Selasa, 07 Agustus 2012

Re: [M_S] MUI: Jika Teruji Boleh Pilih Pemimpin Nonmuslim

 

sepertinya tidak ada yang masalah dengan pernyataan MUI.

pernyataan ketua MUI ini kurang lebih sama dengan artikel di bawah ini:

Quote :
"Ahok juga tidak pernah memanfaatkan fasilitas publik untuk kepentingan pribadi. Justru yang terjadi, Ahok memotong uang perjalanan dinasnya untuk membantu rakyatnya yang miskin. Perilaku Ahok ini mengingatkan saya kepada cerita Khalifah Umar bin Abdul Aziz."

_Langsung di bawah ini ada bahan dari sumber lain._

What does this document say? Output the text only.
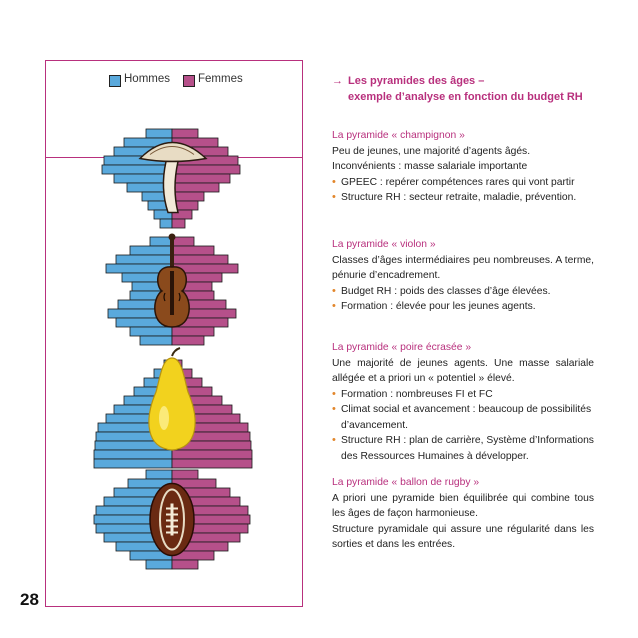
Hommes Femmes	→ Les pyramides des âges –
exemple d’analyse en fonction du budget RH
La pyramide « champignon »
Peu de jeunes, une majorité d’agents âgés.
Inconvénients : masse salariale importante
• GPEEC : repérer compétences rares qui vont partir
• Structure RH : secteur retraite, maladie, prévention.
La pyramide « violon »
Classes d’âges intermédiaires peu nombreuses. A terme, pénurie d’encadrement.
• Budget RH : poids des classes d’âge élevées.
• Formation : élevée pour les jeunes agents.
La pyramide « poire écrasée »
Une majorité de jeunes agents. Une masse salariale allégée et a priori un « potentiel » élevé.
• Formation : nombreuses FI et FC
• Climat social et avancement : beaucoup de possibilités d’avancement.
• Structure RH : plan de carrière, Système d’Informations des Ressources Humaines à développer.
La pyramide « ballon de rugby »
A priori une pyramide bien équilibrée qui combine tous les âges de façon harmonieuse.
Structure pyramidale qui assure une régularité dans les sorties et dans les entrées.
28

Kalau dihadapkan pada pilihan orang islam yang tidak amanah dengan orang non muslim yang amanah, 
saya lebih cenderung memilih yang non muslim tapi amanah. 
Tentang pilkada DKI, mungkin posting saya yg saya copas dari milis rantau net bisa jadi pembanding.
Sekedar tambahan lagi, mengapa wagub DKI prijanto memilih mundur drpd mendampingi foke ? 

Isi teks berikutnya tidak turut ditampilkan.